C’est là que venaient travailler une partie des captifs chrétiens affectés
au service du port.
A l’intérieur du bâtiment, on avait installé un atelier de voiles, un
autre de réparation des agrès et une corderie. Ce magasin pouvait, à
l’occasion, se transformer en chantier naval et se voir, ainsi
doubler l’arsenal principal.
Le long du rempart, un autre édifice abritait les munitions : bombes et
boulets y étaient entreposés car l’endroit était considéré plus sûr
que celui du port, constamment bombardé par les navires chrétiens.
3 - Le bois de construction
:
Comment pourvoir, abondamment, et régulièrement des chantiers de plus en
plus gros consommateurs de cette matière première ? C’était là le
souci majeur des dirigeants. Les ressources locales pouvaient-elles
offrir la qualité et la quantité voulues ? Encore, fallait-il
s’assurer un approvisionnement régulier.
Les charpentiers utilisaient, en premier lieu, les excellents bois de
chêne et de pin des environs de Cherchell, puis, vers le milieu du
XVIIème siècle, ceux de la région de Bijâya (Bougie). Pour avoir la
matière première à des conditions avantageuses, on traitait avec des
personnages locaux influents. Les familles maraboutiques, en
contrepartie de privilèges reconnus, facilitaient les opérations[5].
Les Amokrane de Medjana qui s’engageaient à faire abattre et à
débiter les arbres, selon les coupes et les dimensions auparavant
tracées, recevaient, en retour, des domaines agricoles entre Sétif
et Oued Zenati. Tout un service spécialisé, appelé « Karasta, »

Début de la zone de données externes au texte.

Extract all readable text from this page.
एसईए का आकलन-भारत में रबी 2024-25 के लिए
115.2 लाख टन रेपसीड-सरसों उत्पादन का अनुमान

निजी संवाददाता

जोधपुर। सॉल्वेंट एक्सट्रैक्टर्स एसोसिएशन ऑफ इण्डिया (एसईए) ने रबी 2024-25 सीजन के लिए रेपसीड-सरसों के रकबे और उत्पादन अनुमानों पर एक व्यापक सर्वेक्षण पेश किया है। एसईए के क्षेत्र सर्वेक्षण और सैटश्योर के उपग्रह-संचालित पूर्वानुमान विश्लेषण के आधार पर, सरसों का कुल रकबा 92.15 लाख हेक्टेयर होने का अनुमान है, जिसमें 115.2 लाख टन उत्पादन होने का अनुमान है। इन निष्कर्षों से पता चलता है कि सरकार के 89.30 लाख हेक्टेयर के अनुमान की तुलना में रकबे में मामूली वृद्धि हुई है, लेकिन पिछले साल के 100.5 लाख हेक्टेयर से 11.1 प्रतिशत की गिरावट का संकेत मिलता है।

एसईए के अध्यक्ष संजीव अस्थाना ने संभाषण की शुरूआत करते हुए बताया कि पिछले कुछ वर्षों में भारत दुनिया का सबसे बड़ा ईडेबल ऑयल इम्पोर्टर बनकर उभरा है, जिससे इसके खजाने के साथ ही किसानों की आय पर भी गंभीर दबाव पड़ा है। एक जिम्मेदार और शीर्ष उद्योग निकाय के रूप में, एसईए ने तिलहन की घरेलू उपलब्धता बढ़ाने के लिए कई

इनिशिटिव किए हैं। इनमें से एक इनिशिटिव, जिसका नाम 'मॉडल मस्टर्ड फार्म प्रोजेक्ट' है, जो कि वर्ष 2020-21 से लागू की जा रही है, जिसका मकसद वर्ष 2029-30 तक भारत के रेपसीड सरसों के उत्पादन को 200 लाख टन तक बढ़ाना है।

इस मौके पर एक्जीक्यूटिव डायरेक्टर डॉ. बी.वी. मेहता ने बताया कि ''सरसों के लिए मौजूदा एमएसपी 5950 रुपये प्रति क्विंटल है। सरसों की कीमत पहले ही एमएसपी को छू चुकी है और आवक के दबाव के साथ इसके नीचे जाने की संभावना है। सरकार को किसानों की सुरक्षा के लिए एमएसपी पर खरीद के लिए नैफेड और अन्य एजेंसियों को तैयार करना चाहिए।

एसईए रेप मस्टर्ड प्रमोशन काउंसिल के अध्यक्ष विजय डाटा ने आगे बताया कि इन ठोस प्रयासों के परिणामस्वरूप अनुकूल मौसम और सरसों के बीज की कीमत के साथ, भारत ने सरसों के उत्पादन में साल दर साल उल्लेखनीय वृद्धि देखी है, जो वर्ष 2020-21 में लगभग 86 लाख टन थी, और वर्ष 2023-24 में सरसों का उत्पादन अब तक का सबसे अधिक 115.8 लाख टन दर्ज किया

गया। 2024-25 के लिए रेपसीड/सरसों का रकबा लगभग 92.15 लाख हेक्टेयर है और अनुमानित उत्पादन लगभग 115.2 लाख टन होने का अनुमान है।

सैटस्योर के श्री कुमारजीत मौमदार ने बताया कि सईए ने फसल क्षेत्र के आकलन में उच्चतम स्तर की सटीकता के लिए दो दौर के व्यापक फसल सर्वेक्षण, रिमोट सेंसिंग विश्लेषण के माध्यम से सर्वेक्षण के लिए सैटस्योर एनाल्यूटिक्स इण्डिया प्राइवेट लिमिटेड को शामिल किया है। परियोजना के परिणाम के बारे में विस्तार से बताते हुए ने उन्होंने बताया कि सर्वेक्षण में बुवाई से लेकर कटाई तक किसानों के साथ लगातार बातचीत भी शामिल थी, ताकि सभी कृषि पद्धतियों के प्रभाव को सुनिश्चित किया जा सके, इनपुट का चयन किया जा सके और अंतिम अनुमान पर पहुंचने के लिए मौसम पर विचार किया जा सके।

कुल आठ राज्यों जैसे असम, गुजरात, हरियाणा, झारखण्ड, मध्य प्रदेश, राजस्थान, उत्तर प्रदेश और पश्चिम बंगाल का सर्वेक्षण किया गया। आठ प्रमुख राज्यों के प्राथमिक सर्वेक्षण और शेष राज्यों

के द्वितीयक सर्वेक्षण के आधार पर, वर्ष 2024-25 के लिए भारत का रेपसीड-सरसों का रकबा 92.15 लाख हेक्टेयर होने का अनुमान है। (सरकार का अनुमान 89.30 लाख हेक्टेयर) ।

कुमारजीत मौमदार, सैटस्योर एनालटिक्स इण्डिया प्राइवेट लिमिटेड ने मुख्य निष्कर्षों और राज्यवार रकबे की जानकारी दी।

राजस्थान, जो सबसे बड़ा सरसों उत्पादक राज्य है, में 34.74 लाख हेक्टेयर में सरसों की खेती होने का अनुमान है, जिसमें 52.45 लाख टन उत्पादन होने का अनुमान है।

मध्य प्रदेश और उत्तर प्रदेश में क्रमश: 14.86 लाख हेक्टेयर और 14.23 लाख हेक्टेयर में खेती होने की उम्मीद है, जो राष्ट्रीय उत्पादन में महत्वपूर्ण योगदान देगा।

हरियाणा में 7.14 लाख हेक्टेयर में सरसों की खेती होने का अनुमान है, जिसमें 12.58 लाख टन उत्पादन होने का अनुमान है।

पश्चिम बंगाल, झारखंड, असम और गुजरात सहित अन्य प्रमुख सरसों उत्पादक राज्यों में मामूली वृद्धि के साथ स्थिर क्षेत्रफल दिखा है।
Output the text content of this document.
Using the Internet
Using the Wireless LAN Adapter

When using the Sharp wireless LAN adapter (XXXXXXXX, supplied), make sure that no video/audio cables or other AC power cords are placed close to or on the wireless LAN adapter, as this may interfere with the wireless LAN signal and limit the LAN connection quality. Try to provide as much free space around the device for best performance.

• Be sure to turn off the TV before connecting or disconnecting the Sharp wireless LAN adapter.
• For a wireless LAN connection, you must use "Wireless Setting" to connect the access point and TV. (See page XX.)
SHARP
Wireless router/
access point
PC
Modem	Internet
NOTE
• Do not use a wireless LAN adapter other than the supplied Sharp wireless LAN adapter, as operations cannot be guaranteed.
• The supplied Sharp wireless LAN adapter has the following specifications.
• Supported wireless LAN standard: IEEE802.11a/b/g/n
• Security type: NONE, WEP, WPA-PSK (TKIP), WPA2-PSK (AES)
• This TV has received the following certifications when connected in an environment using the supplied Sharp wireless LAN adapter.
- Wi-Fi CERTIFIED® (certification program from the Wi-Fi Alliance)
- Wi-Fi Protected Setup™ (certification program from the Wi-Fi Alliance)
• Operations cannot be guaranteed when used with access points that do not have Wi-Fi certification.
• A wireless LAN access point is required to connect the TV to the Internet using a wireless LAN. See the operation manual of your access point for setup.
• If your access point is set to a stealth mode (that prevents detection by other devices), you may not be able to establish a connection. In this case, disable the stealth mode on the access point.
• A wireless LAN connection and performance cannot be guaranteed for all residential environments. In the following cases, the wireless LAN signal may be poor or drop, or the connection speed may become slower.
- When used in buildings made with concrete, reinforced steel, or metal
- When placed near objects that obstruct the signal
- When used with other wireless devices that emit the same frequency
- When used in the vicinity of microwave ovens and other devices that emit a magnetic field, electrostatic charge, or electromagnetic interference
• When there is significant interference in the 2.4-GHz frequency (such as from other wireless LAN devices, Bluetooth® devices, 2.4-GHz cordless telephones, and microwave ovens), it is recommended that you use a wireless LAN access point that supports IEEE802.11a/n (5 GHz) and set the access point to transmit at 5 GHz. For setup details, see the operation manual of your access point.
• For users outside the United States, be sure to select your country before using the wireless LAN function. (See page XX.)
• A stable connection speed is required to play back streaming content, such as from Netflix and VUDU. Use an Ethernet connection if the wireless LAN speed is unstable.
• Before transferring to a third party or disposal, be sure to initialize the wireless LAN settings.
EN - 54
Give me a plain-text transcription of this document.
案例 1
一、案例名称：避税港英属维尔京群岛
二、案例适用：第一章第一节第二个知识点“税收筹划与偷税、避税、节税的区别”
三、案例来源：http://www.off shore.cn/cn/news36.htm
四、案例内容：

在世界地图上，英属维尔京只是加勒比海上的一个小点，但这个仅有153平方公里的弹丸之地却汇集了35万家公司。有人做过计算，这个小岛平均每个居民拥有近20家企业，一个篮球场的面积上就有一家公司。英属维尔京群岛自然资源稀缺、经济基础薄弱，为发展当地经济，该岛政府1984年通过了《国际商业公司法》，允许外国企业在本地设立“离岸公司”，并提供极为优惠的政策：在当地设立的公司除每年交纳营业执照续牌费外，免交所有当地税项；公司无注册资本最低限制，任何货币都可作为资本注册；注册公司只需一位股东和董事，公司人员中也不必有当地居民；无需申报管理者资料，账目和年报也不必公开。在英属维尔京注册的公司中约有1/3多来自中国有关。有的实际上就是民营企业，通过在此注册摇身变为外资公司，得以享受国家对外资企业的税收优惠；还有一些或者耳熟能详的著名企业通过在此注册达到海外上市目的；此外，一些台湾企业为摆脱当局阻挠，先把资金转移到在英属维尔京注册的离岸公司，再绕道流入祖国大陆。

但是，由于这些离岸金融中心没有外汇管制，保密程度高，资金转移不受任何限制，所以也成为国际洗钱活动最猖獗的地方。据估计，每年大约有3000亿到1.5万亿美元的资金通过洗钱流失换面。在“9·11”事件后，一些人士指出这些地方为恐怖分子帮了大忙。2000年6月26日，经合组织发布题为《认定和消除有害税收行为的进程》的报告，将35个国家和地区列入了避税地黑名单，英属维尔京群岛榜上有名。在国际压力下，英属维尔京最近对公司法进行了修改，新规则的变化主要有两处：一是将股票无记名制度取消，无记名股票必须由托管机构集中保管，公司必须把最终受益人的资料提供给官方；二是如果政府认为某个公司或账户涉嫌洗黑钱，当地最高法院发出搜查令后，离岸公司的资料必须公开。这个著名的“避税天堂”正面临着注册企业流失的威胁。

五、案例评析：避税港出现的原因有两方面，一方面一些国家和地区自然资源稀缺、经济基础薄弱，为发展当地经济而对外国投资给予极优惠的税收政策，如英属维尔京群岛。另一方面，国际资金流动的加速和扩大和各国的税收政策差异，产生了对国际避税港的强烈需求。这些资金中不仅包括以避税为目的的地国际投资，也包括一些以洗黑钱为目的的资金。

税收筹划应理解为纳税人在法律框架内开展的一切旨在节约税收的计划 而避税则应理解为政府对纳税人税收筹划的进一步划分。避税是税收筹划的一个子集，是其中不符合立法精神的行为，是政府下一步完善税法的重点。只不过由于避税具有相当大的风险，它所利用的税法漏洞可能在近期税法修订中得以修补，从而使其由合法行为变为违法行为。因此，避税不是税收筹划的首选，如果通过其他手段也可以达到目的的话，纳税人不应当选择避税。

fonctionnait alors à Bijâya où se trouvait un centre de marquage et
d’embarquement[6].
Jijel et Al-Qoll étaient associés, également, à ces activités.
Cependant, une espèce de chêne, particulière à l’Algérie, garnissait les
forêts du Constantinois, appelé chêne « zéen » par les habitants de
la région. Cet arbre robuste, atteint des proportions appréciables
en grosseur, plus qu’en hauteur, il peut atteindre des dimensions
colossales dans les forêts de Skira. Celle de Bani Salah, au sud de
‘Annaba, contient des contans de cette espèce qu’un maître
charpentier au port de Toulon, comparaissait, en 1846, à « ce qu’il
avait vu de plus beau en Italie et en Russie[7]. »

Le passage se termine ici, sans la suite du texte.